Senator Jeff Sessions (R., Ala.), an ally of House opponents of a new immigration bill, has compiled an exhaustive timeline of the administration’s efforts to “dismantle immigration enforcement” since January 2009, when the Department of Homeland Security announced the first in a series of delays to the deadline by which federal contractors were supposed to have implemented an employment-verification (E-verify) system.

Since 2009, the Obama administration has repeatedly invoked executive authority to limit the ability of Immigrations and Customs Enforcement (ICE) agents to follow the law, and has severely restricted their ability to initiate deportations proceedings, even against illegal immigrants who have been arrested on felony charges.

For years the administration has directed government attorneys to dismiss thousands of deportation cases against illegal immigrants. The White House has also pressed employees of United States Citizenship and Immigration Services (USCIS) to speed up approval of applications.
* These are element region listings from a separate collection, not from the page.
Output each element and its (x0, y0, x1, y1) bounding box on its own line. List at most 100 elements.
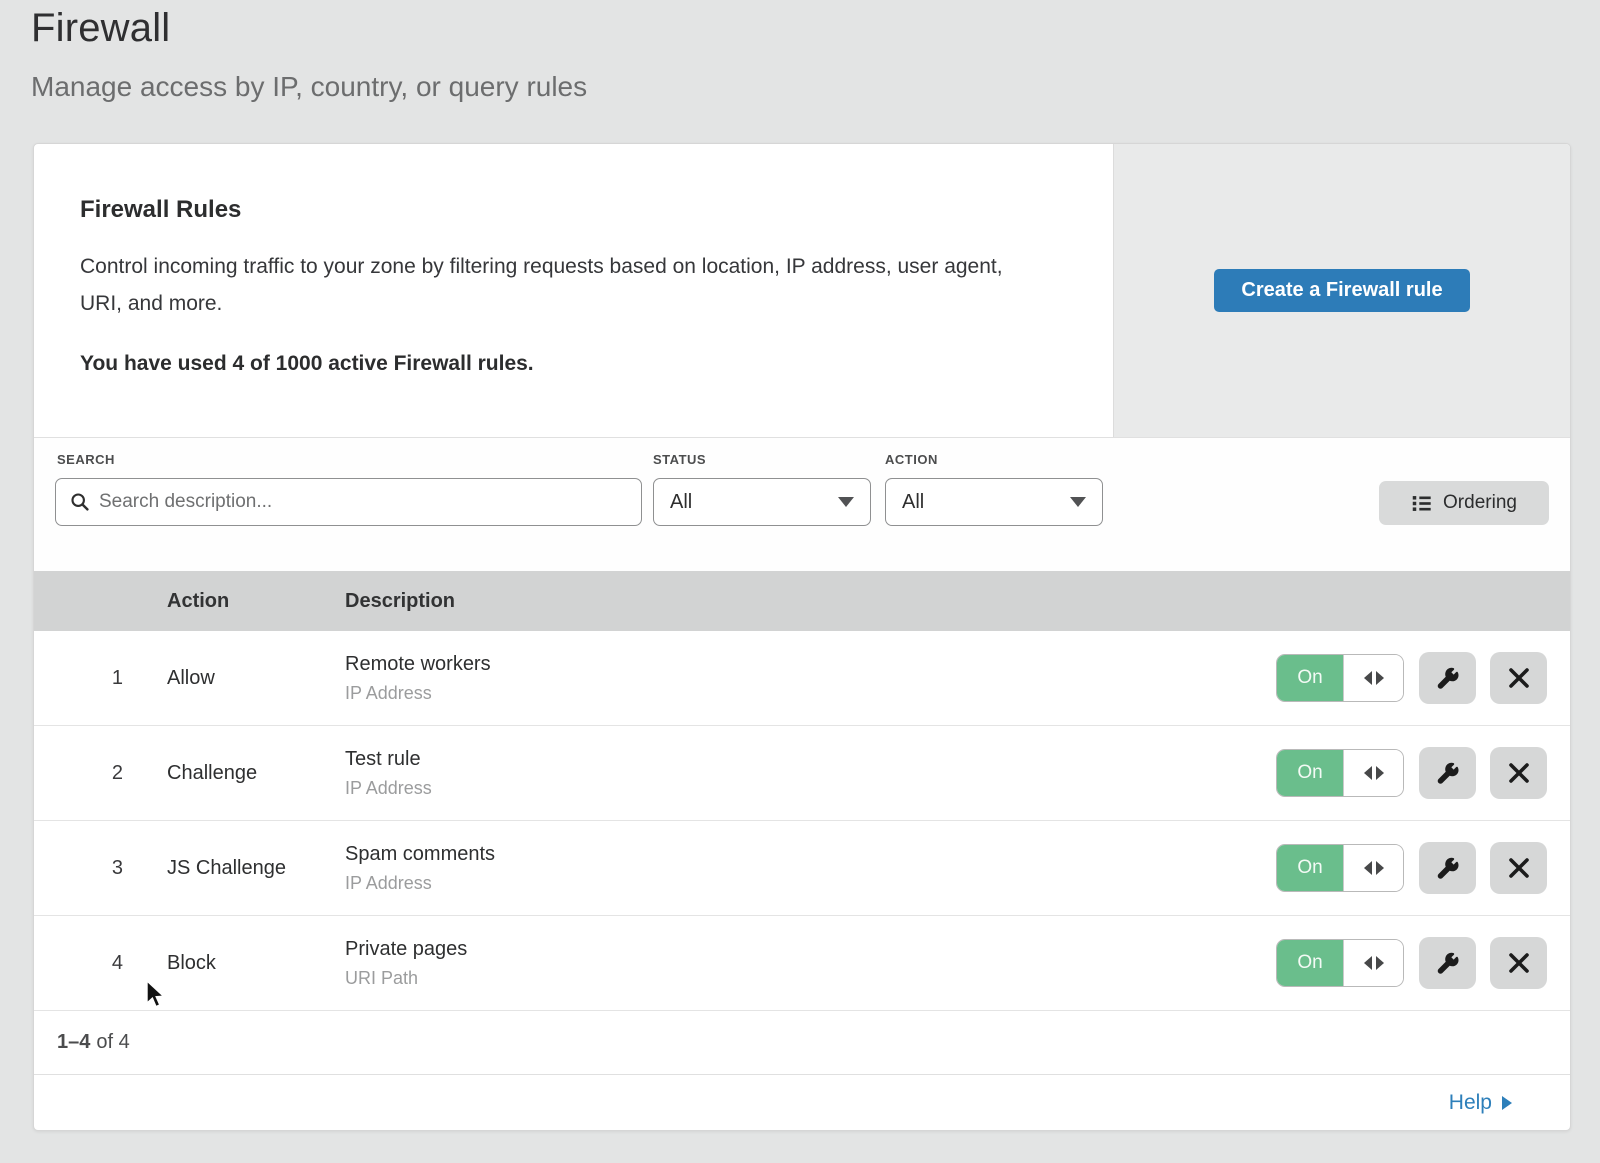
action-label: ACTION (885, 452, 938, 467)
intro-section: Firewall Rules Control incoming traffic … (34, 144, 1114, 437)
page-subtitle: Manage access by IP, country, or query r… (31, 71, 1600, 103)
rule-action: Block (167, 952, 345, 975)
close-icon (1508, 952, 1530, 974)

As early as July 2010, the White House began contemplating “Administrative Alternatives to Comprehensive Immigration Reform,” or ways that Obama could achieve policy outcomes absent action from Congress. In many instances, it has followed through on these suggested “alternatives,” most notably in June 2012, when the administration unilaterally implemented portions of the DREAM Act, legislation that had repeatedly failed to pass Congress. Since then, the administration has granted legal status to more than 500,000 applicants, while rejecting fewer than 15,000.

Obama’s Justice Department has pursued legal action against states and municipalities that set out to do local enforcement of immigration laws, while declining to take action against those states that ignore immigration laws or prevent federal agents from enforcing them.

The Obama administration has, by its own admission, neglected to enforce federal laws barring the admission of immigrants likely to become a “public charge,” defined as an individual who is “primarily dependent on the government for subsistence, as demonstrated by either the receipt of public cash assistance for income maintenance, or institutionalization for long-term care at government expense.”

House Republicans say border security must be addressed before any other aspects of immigration reform are considered, and the Obama administration’s attitude on border security has been nonchalant at best.

Following a February 2013 report from the Government Accountability Office, the administration was forced to admit that it lacked any official metric by which to assess the security of the Southern border, which ran afoul of legal mandates established in 2006. According to the New York Times, administration officials said “they had resisted producing a single measure to assess the border because the president did not want any hurdles placed on the pathway to eventual citizenship for immigrants in the country illegally.”

Most recently, in December 2013, a federal judge in Texas accused the administration of actively abetting the trafficking of illegal immigrants along the border, a practice the judge described as “dangerous and unconscionable.”